Association football stadium in Antwerp, Belgium

The Bosuilstadion is an association football stadium in the city of Antwerp, Belgium. The stadium was opened in 1923 and has been the home of Royal Antwerp ever since. It has a capacity of 21,000, of which 800 are indoor VIP seats. It is located in the district of Deurne.

The Bosuilstadion hosted the 1964 European Cup Winners' Cup Final replay, which sealed the victory of Sporting Clube de Portugal against MTK Budapest FC. It also hosted the UEFA Euro 1972 semifinal between Belgium and West Germany, won by West Germany. Many friendly international games of Belgium were played at the Bosuil, many of which were against the Netherlands. However, the stadium has not hosted an international game since a friendly match of Germany against Brazil in 1988.

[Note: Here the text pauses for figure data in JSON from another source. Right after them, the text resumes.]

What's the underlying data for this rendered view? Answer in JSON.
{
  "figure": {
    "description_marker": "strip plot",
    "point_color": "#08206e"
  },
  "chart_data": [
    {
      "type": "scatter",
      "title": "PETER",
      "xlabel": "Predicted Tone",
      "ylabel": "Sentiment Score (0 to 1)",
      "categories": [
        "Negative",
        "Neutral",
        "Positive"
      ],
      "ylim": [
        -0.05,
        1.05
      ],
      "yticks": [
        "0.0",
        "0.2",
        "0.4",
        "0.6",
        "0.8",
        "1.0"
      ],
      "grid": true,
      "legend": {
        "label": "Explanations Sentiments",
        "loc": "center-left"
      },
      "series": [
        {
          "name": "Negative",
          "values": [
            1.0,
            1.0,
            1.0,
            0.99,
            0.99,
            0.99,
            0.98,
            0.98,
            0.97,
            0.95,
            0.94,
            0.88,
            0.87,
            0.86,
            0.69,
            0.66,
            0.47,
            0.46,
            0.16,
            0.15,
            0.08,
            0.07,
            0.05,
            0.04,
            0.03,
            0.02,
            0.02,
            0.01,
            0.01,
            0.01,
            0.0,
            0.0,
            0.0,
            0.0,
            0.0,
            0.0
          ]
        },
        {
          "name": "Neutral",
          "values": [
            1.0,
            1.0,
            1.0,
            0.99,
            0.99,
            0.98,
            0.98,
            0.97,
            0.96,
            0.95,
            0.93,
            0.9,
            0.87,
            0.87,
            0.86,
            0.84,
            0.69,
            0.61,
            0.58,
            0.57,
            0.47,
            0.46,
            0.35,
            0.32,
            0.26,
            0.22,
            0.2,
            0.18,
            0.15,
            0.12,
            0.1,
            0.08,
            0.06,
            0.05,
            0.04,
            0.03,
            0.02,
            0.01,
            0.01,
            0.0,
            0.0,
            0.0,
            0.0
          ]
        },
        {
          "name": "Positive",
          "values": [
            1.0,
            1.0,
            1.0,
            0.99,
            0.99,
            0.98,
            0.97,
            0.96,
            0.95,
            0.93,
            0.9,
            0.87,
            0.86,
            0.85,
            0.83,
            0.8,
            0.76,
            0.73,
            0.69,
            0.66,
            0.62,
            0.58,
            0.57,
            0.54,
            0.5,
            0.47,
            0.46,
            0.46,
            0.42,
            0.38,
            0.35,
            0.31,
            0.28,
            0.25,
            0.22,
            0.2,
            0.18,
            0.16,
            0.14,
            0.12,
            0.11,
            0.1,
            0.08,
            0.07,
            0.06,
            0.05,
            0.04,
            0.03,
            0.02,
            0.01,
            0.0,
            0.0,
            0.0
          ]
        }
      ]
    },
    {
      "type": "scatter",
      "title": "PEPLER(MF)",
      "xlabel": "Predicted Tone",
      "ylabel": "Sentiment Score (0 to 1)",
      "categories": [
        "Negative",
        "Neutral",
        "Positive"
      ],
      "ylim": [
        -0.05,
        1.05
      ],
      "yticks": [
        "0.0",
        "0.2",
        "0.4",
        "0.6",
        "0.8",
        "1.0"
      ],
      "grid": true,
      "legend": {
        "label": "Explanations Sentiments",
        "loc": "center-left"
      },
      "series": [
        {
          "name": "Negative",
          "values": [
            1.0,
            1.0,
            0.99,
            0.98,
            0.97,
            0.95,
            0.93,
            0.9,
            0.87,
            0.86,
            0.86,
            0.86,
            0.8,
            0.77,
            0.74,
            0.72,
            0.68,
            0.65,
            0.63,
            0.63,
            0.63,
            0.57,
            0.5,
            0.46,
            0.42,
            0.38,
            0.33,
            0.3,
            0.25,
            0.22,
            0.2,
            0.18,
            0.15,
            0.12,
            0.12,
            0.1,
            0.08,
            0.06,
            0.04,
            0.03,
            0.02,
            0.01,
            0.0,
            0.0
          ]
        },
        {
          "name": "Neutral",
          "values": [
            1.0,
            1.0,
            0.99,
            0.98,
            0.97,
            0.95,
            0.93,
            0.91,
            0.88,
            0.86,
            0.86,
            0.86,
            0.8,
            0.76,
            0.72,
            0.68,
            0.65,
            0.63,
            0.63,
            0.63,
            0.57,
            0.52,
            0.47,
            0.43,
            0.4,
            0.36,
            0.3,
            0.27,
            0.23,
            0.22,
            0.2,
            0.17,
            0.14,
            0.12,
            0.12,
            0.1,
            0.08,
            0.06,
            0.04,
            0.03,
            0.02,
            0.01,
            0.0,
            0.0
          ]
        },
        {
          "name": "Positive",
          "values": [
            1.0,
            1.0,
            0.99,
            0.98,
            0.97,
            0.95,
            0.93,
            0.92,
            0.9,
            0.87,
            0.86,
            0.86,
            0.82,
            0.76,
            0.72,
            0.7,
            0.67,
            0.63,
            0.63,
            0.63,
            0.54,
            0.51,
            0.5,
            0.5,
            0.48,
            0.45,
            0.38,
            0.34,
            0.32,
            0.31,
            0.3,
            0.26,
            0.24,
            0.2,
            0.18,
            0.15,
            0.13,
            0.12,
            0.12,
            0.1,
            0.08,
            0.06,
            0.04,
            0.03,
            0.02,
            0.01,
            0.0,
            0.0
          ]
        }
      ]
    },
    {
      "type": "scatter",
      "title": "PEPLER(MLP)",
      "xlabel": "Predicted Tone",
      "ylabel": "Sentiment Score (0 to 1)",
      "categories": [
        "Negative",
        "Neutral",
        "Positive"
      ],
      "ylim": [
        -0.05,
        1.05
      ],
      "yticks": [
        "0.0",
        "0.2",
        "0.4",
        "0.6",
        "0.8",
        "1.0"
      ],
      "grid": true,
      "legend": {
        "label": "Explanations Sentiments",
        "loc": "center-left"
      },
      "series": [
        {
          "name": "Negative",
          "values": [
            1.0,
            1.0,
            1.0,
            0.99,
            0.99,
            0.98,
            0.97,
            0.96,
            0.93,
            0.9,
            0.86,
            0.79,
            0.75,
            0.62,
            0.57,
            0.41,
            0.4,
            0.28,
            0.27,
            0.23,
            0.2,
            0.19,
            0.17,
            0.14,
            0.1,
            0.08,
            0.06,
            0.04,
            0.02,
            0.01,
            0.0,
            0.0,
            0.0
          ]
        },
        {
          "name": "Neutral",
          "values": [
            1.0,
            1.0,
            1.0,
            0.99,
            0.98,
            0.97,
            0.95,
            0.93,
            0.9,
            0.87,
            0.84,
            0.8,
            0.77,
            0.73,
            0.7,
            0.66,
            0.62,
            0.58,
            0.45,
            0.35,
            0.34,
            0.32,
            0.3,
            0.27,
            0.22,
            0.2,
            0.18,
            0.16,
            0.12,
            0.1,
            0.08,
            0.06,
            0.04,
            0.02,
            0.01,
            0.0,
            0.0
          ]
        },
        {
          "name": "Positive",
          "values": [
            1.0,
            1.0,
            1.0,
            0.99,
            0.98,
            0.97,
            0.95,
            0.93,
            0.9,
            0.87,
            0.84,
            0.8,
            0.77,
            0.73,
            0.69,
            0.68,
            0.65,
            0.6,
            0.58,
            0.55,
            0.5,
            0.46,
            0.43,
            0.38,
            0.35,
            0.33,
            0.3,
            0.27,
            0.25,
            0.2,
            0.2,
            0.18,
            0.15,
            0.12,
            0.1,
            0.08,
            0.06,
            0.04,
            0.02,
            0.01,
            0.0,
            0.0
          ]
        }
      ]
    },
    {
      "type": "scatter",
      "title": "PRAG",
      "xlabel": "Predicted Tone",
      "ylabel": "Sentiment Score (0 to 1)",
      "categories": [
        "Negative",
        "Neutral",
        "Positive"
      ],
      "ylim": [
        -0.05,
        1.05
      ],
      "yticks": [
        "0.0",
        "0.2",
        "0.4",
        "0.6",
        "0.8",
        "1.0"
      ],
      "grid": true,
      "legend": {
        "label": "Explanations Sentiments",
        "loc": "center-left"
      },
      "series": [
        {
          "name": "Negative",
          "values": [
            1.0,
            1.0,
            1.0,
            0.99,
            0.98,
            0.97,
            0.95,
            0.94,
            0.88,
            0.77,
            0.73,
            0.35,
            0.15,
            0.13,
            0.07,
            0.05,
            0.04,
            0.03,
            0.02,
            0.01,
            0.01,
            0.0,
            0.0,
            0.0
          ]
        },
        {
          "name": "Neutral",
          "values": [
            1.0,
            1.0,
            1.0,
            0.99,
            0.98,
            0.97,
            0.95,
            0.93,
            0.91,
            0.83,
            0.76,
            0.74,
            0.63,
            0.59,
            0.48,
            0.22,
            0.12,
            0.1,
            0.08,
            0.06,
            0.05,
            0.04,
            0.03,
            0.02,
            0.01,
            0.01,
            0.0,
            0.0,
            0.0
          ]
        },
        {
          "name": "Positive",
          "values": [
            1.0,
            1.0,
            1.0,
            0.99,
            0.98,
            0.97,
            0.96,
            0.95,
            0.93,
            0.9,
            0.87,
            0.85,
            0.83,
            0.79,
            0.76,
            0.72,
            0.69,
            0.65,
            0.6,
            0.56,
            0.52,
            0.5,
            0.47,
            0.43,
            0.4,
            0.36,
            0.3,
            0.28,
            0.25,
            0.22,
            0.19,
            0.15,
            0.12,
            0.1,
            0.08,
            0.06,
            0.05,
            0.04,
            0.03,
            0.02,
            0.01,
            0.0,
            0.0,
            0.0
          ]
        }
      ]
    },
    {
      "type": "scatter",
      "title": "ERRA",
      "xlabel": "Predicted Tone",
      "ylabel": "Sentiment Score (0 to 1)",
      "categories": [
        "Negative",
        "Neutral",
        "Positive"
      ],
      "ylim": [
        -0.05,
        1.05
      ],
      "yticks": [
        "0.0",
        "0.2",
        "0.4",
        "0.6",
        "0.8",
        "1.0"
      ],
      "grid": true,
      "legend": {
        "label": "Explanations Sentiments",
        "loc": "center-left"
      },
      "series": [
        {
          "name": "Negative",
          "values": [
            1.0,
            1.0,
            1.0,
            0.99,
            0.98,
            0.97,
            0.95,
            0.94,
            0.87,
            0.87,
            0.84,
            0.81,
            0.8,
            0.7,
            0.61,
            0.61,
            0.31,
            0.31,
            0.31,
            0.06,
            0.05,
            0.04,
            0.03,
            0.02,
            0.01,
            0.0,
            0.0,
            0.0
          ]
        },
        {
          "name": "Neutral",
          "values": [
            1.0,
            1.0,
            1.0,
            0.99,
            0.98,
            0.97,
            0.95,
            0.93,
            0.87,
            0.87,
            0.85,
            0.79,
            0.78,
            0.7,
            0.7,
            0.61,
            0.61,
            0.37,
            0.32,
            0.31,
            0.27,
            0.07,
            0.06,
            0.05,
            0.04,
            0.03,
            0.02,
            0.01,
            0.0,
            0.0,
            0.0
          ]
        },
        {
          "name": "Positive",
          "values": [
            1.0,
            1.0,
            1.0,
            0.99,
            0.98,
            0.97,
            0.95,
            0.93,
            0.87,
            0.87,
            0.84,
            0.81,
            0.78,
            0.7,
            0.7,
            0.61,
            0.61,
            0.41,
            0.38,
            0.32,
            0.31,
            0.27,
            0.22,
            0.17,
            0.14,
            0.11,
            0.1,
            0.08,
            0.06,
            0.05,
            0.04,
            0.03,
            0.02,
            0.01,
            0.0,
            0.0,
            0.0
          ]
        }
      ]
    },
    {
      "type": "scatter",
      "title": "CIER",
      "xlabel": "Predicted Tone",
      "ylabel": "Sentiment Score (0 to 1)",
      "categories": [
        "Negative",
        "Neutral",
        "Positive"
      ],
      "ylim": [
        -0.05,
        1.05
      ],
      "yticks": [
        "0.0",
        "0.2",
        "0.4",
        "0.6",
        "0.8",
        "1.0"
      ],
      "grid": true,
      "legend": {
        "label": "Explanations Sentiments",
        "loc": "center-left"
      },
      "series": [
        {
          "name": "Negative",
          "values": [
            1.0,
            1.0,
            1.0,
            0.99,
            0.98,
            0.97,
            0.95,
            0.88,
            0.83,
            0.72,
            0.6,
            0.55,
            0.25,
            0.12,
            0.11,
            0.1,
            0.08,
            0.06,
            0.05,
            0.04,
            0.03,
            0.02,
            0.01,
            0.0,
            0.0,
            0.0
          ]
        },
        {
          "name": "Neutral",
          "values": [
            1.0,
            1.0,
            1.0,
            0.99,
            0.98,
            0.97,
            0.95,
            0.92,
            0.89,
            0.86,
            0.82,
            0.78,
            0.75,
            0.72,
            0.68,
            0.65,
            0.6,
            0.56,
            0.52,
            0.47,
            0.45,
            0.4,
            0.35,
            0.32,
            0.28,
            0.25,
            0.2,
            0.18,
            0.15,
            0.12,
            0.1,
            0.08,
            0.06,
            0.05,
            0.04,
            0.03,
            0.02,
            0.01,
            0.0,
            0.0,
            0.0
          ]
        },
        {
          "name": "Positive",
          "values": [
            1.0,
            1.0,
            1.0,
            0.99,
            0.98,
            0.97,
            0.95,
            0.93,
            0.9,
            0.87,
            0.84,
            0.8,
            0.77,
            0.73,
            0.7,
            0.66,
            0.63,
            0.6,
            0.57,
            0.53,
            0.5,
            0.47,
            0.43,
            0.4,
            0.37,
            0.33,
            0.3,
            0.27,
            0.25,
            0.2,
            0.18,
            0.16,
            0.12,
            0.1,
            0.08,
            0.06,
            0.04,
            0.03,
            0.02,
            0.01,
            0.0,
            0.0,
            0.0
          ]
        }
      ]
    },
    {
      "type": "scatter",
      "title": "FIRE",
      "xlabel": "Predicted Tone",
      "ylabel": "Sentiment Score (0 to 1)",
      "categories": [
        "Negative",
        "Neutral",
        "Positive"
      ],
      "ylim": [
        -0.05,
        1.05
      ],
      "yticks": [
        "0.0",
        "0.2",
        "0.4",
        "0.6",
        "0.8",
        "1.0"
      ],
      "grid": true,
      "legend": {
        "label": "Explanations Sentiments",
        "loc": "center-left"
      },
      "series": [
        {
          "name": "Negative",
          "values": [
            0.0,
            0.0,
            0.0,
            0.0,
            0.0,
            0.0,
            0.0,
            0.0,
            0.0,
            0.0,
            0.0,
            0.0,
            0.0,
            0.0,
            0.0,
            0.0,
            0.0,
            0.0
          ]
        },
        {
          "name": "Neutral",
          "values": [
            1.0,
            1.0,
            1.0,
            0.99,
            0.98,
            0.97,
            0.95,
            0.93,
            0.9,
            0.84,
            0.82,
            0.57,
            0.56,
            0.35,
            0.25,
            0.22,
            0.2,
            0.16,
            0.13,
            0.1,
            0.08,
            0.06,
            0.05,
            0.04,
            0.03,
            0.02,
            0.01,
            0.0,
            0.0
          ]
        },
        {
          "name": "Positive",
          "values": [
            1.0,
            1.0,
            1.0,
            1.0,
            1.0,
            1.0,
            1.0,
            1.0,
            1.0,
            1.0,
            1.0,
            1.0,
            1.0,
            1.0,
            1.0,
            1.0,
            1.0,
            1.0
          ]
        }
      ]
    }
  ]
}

A major reconstruction of the stadium started in 2017. In May 2025, Royal Antwerp began the next phase of its Bosuilstadion redevelopment by demolishing the long-disused east stand (Tribune 2), which had been out of service since 2020. A temporary structure—costing approximately €12.5 million—was completed in December 2025. This upgrade increased the stadium's capacity from 16,000 to around 21,000 spectators. The project follows the model of earlier redevelopments, in which the west and south stands were rebuilt from scratch. Looking ahead, the club also intends to reconstruct the north stand as part of its broader stadium expansion plan.